Santé publique France utilise un seuil épidémique basé sur les passages aux urgences et les hospitalisations de nourrissons pour bronchiolite. Lorsque ce seuil est dépassé pendant deux semaines consécutives dans une région, celle-ci passe officiellement en phase épidémique. L'Île-de-France est la première région concernée pour l'hiver 2025-2026, avec une accélération observée dès la mi-novembre.
Le vaccin contre la grippe est-il remboursé ?
Oui, le vaccin antigrippal est pris en charge à 100 % par l'Assurance Maladie pour les publics ciblés par la campagne annuelle : personnes de 65 ans et plus, femmes enceintes, patients en ALD, entourage des nourrissons à risque et professionnels de santé. L'injection peut être réalisée par un médecin, un pharmacien, une sage-femme ou un infirmier libéral.
Existe-t-il un traitement préventif contre la bronchiolite chez le nourrisson ?
Oui.
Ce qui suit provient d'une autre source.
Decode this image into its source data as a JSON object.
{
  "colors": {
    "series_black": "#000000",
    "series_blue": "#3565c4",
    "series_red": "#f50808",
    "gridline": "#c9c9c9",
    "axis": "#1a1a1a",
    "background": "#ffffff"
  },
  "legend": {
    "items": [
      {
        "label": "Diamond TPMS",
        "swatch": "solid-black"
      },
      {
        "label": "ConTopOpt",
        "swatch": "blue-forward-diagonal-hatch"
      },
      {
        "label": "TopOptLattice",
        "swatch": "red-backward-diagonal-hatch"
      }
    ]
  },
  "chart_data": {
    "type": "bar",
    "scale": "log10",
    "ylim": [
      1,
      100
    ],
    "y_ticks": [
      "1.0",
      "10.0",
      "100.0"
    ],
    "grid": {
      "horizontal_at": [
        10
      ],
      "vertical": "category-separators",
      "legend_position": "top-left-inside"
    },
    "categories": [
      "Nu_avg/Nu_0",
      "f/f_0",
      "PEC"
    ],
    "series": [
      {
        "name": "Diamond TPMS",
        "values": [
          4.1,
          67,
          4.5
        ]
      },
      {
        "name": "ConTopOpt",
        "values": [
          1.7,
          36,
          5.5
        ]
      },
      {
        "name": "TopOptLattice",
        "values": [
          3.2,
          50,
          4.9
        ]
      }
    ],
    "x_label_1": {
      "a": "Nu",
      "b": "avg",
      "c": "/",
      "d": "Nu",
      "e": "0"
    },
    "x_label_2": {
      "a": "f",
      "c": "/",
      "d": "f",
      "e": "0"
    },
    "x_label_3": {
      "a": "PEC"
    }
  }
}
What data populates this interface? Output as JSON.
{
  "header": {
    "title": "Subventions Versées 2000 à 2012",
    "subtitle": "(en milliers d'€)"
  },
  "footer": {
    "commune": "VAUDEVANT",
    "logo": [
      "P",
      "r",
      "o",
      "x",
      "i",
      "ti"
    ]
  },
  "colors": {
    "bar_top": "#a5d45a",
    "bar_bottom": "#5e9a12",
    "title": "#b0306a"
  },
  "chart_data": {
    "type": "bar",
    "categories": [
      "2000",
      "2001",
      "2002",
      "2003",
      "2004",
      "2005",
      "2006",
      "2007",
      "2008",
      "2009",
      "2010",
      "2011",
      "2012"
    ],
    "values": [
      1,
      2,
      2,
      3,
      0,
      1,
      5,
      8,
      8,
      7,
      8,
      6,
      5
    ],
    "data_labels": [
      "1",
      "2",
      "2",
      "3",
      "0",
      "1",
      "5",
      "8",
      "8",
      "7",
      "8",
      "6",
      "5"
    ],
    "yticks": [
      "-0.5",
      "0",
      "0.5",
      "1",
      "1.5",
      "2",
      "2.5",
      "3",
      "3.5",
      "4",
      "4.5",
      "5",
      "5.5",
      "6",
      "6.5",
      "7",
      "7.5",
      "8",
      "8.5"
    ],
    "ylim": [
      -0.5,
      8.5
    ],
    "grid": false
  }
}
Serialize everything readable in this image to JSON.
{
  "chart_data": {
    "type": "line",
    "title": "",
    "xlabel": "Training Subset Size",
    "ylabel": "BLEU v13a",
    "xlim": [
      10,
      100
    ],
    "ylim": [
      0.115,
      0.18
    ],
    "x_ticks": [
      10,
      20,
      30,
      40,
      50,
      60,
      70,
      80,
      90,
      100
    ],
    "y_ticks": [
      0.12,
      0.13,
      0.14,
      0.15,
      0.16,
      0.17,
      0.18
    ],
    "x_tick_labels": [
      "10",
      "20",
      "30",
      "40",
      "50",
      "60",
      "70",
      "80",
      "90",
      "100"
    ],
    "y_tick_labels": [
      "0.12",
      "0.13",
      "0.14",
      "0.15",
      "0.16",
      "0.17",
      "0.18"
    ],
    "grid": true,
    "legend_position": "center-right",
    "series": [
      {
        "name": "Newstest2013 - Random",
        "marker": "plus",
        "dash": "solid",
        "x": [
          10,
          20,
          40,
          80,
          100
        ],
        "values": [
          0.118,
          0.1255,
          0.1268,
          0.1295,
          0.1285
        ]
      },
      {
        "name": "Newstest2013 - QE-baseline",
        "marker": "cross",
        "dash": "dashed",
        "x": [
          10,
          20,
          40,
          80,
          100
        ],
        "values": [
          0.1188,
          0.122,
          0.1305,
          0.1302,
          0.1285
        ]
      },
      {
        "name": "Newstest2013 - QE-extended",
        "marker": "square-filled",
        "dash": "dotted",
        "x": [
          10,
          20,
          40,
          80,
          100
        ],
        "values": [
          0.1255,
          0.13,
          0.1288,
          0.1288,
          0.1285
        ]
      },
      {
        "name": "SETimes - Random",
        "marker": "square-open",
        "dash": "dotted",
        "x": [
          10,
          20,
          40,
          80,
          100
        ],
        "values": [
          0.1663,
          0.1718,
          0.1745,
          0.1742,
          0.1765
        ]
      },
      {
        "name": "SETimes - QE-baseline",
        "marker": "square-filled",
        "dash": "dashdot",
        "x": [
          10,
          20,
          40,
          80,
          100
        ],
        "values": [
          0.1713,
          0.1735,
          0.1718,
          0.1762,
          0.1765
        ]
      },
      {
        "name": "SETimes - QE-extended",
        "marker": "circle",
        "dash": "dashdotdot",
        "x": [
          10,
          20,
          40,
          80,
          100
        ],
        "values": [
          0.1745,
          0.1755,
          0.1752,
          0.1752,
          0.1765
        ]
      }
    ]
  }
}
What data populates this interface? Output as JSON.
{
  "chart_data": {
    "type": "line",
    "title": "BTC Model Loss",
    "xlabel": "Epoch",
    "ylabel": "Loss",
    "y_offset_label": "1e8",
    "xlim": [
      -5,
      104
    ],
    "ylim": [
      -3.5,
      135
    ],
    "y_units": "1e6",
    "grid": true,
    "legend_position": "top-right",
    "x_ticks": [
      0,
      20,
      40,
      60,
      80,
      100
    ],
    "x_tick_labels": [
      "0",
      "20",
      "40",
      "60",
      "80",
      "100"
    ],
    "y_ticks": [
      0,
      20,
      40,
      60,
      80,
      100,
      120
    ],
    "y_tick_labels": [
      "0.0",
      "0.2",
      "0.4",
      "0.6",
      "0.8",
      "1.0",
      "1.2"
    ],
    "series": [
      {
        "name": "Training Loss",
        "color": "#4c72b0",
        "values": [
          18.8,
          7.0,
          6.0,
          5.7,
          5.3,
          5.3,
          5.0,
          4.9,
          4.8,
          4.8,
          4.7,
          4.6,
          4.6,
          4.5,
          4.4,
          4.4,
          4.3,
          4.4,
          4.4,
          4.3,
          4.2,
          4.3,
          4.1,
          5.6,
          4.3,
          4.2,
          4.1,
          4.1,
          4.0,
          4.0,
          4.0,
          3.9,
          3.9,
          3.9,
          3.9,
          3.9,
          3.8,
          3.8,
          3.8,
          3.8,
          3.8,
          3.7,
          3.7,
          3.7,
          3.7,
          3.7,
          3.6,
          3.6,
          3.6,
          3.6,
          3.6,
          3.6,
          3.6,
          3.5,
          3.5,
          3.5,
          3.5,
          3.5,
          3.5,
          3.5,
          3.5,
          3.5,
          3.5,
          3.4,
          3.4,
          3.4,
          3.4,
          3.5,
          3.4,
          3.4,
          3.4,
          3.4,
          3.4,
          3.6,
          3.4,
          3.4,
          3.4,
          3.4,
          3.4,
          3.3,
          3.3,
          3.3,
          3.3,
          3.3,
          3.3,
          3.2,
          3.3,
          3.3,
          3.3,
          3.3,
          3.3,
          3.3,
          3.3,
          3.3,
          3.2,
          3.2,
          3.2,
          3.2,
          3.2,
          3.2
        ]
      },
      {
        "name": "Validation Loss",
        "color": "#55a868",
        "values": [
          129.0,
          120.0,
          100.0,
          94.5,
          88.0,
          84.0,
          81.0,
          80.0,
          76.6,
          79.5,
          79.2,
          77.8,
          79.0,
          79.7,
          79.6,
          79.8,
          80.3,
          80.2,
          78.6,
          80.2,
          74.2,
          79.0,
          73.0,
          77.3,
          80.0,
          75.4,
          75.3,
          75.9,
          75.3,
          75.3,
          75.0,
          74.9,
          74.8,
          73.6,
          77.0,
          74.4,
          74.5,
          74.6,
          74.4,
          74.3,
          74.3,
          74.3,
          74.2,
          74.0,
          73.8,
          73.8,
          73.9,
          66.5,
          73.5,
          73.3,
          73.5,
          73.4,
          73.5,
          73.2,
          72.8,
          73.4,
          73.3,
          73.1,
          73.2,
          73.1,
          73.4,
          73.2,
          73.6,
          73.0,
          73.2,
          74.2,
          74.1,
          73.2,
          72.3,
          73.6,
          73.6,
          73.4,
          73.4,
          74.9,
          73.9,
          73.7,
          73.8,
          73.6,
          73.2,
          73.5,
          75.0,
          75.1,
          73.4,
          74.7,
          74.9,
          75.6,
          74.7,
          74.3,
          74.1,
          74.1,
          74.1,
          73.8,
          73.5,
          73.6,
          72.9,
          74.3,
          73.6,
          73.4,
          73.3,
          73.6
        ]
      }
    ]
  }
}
Depuis la campagne 2023-2024, le nirsevimab, un anticorps monoclonal, est proposé aux nouveau-nés pour les protéger contre les formes sévères de bronchiolite. Un vaccin maternel administré durant la grossesse est également recommandé par la Haute Autorité de santé pour transmettre une protection passive au nourrisson dès la naissance.
Faut-il consulter à chaque syndrome grippal ?
Pas systématiquement. Une grippe sans complication peut être prise en charge à domicile avec du repos, une bonne hydratation et des antalgiques. Une consultation médicale est en revanche nécessaire en cas de fièvre persistante au-delà de trois jours, de gêne respiratoire, d'aggravation de l'état général ou si le patient appartient à un groupe à risque (personne âgée, immunodéprimée, femme enceinte).
La complémentaire santé couvre-t-elle l'hospitalisation pour une infection respiratoire ?
Oui, la plupart des contrats responsables couvrent le ticket modérateur et le forfait journalier hospitalier (20 €/jour) sans limitation de durée. Selon le niveau de garanties, la chambre particulière, les dépassements d'honoraires des praticiens et certains frais annexes peuvent également être pris en charge. Les niveaux varient selon les contrats, d'où l'intérêt d'examiner les garanties hospitalisation avant l'hiver.